ANNEXE 5 :  La destruction de l’école élémentaire et ses penseurs, L.Lurçat.

page : 155
dans l'article "Psycho-Pédagogie" (p.823) Francine Best raconte comment la psycho-pédagogie, enseignée dans les écoles normales d'instituteurs après la deuxième guerre mondiale, a été mise en cause entre 1966 et 1973, dans des articles qui critiquaient "la collusion (sic) de la psychologie et de la pédagogie". "On ne trouve plus trace aujourd'hui de ce terme composite". "Car la sociologie de l'éducation est considérée à présent comme plus importante que la psychologie de l'enfant pour éclairer et rendre lucide toute action éducative".
Supprimer la psychologie pour la remplacer par la sociologie, cela implique que les personnes n'existent pas pour leur singularité mais seulement en tant que représentantes du groupe social auquel elles appartiennent. Ce sont des professeurs de philosophie qui enseignaient la psycho-pédagogie dans les écoles normales d'instituteurs. En supprimant la psycho-pédagogie on éliminait aussi la philosophie. Pour supprimer une discipline on décrète qu'elle n'existe pas, et on efface le mot. George Orwell écrivait (1984) : "Le but du novlangue était, non seulement de fournir un mode d'expression aux idées générales et aux habitudes mentales des dévots de l'angsoc, mais de rendre impossible tout autre mode de pensée. L'invention des mots nouveaux, l'élimination surtout des mots indésirables, (...) contribueraient à ce résultat."

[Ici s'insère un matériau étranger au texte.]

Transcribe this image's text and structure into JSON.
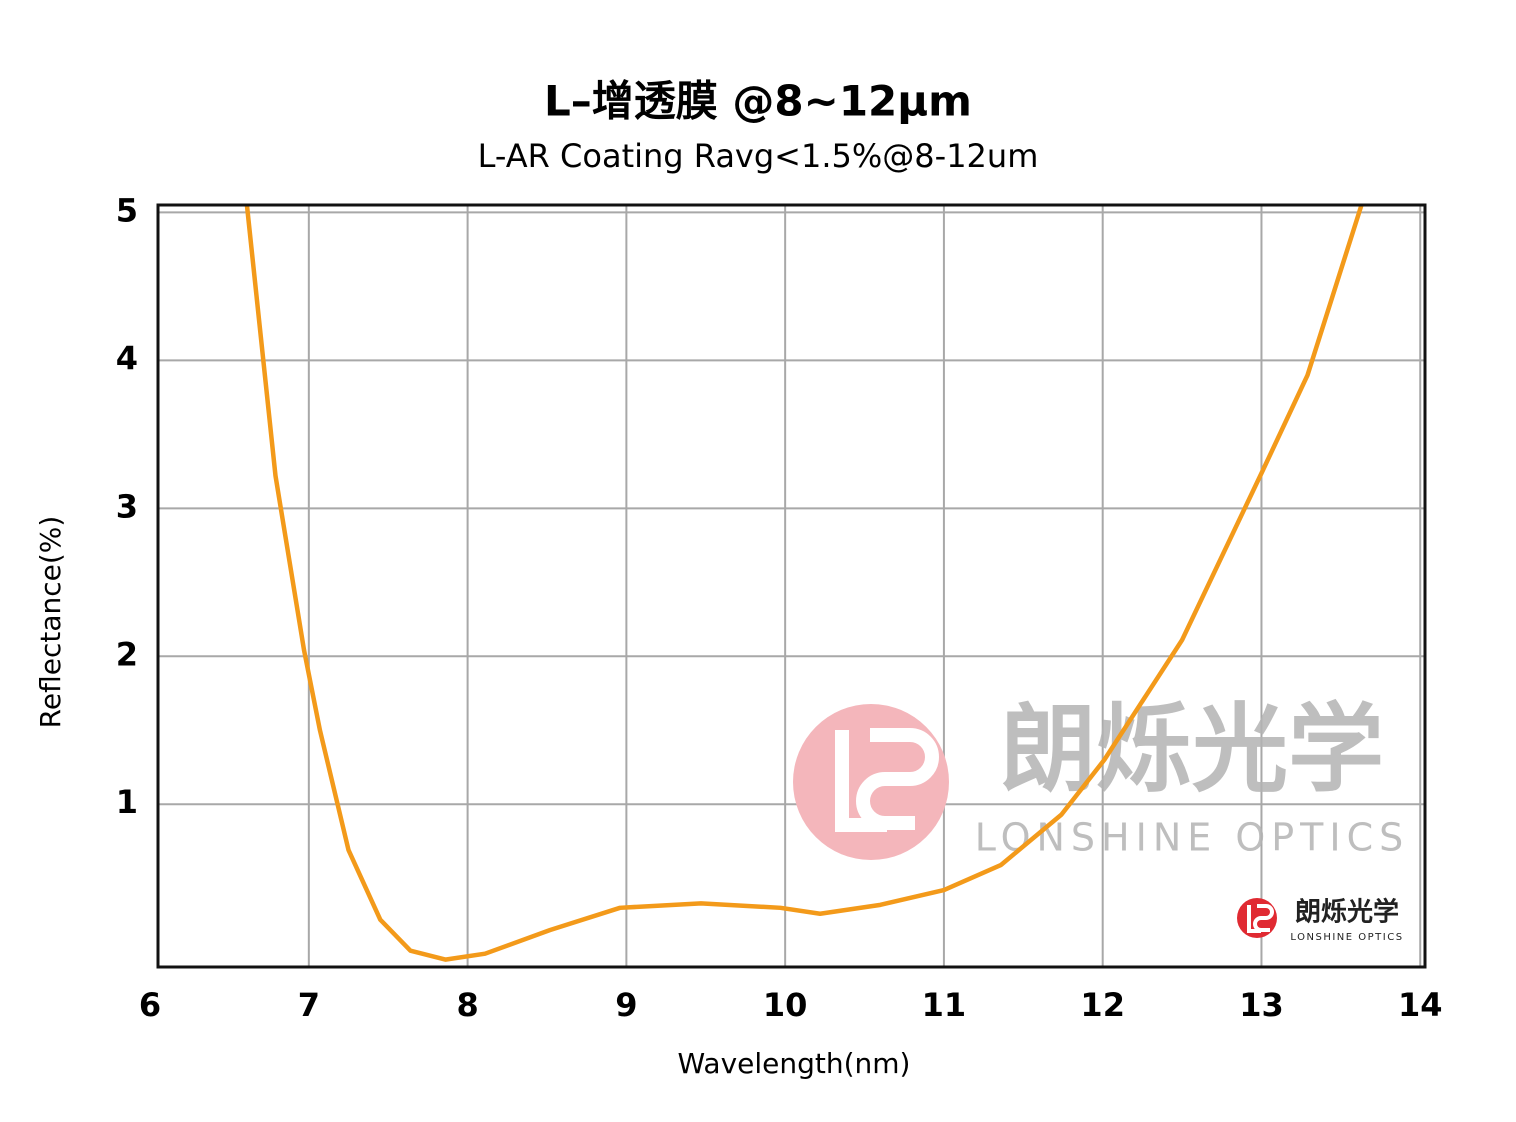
{
  "chart_data": {
    "type": "line",
    "title": "L–增透膜 @8~12μm",
    "subtitle": "L-AR Coating Ravg<1.5%@8-12um",
    "x_label": "Wavelength(nm)",
    "y_label": "Reflectance(%)",
    "xlim": [
      6.05,
      14.03
    ],
    "ylim": [
      -0.1,
      5.05
    ],
    "xticks": [
      6,
      7,
      8,
      9,
      10,
      11,
      12,
      13,
      14
    ],
    "yticks": [
      1,
      2,
      3,
      4,
      5
    ],
    "grid": true,
    "series": [
      {
        "name": "L-AR Coating",
        "color": "#f39a1a",
        "x": [
          6.61,
          6.79,
          6.97,
          7.07,
          7.25,
          7.45,
          7.64,
          7.86,
          8.11,
          8.52,
          8.96,
          9.47,
          9.97,
          10.22,
          10.6,
          11.0,
          11.36,
          11.74,
          12.01,
          12.5,
          13.01,
          13.29,
          13.63
        ],
        "values": [
          5.05,
          3.22,
          2.04,
          1.5,
          0.69,
          0.22,
          0.01,
          -0.05,
          -0.01,
          0.15,
          0.3,
          0.33,
          0.3,
          0.26,
          0.32,
          0.42,
          0.59,
          0.93,
          1.3,
          2.11,
          3.26,
          3.9,
          5.05
        ]
      }
    ],
    "watermark": {
      "name": "朗烁光学",
      "english": "LONSHINE OPTICS"
    }
  }
}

page 156 : Dans son article "Sciences de l'éducation" (p. 899), Georges Vigarello donne de ces sciences la définition suivante : "Les sciences de l'éducation sont constituées par l'ensemble des références et des démarches scientifiques censées éclairer l'éducation. Dans un sens plus institutionnel, les sciences de l'éducation sont constituées par la discipline enseignée sous ce titre à l'université." (...) Le terme "sciences de l'éducation" au pluriel est adopté pour imaginer un cursus de licence universitaire en 1967.
Les sciences de l'éducation comprennent : 1) les sciences étudiant les phénomènes macro-éducatifs (démographiques, économiques, sociaux); 2) les sciences étudiant les phénomènes micro-éducatifs : psychologiques et biologiques; 3) la didactique des disciplines. Il dit encore : la discipline "sciences de l'éducation" existe parce qu'existent des pratiques censées en attendre précision et clarté. (Si la demande sociale définissait la science, l'astrologie et la cartomancie seraient des sciences).

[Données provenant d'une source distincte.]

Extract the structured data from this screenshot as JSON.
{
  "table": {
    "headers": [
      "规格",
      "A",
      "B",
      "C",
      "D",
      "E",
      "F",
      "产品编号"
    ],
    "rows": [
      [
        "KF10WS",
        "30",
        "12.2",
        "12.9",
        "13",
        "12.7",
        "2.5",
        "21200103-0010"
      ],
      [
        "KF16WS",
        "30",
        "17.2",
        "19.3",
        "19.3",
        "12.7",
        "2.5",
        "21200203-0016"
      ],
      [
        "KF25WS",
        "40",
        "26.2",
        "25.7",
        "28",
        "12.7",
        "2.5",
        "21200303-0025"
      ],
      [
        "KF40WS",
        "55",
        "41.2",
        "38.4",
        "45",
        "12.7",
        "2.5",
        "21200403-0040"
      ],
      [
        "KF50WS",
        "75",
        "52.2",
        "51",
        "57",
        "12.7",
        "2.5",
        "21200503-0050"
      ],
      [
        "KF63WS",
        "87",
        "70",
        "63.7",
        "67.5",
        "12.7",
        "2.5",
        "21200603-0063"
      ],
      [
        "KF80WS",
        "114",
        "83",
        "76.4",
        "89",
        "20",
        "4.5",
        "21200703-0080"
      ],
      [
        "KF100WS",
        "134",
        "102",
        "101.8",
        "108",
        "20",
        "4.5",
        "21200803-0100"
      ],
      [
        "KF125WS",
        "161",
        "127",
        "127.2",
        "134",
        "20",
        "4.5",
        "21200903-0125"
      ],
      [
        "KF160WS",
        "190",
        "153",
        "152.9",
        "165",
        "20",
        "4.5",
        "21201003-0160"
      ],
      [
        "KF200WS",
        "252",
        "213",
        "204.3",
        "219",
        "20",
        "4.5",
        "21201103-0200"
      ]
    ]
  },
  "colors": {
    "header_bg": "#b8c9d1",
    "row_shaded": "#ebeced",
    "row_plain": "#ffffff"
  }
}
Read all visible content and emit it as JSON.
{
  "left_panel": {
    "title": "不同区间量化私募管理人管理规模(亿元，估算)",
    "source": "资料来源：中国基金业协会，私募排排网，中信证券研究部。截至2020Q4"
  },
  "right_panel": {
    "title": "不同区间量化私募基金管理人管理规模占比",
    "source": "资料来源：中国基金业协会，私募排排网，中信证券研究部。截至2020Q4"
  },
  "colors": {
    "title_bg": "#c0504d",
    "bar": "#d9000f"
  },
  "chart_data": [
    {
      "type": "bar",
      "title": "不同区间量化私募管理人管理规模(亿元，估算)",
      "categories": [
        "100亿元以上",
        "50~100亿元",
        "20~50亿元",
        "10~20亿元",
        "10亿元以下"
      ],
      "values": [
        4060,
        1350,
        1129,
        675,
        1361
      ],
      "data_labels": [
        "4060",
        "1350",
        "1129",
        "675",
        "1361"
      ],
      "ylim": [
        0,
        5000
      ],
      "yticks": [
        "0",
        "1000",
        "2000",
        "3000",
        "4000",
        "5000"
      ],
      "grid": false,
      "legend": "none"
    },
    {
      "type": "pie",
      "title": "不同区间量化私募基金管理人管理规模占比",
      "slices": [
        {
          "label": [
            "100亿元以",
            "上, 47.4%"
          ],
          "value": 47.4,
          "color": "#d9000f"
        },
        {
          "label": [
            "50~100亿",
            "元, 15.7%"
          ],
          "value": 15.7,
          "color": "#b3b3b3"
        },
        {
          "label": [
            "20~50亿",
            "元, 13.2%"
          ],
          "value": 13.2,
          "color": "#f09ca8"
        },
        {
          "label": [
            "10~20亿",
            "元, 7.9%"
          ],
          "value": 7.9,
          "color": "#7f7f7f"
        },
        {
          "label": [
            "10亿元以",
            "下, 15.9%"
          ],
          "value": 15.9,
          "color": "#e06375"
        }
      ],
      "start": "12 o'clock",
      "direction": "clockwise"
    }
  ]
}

A suivre les explications de Francine Best et de Vigarello, les sciences de l'éducation ont rejeté la psycho-pédagogie qui ne prétendait pas se substituer aux disciplines et qui mettait en avant la manière de transmettre. A présent, cette substitution est possible, on peut la noter dans les conceptions exprimées sur l'apprentissage et l'enseignement. La sociologie semble dominer les sciences de l'éducation.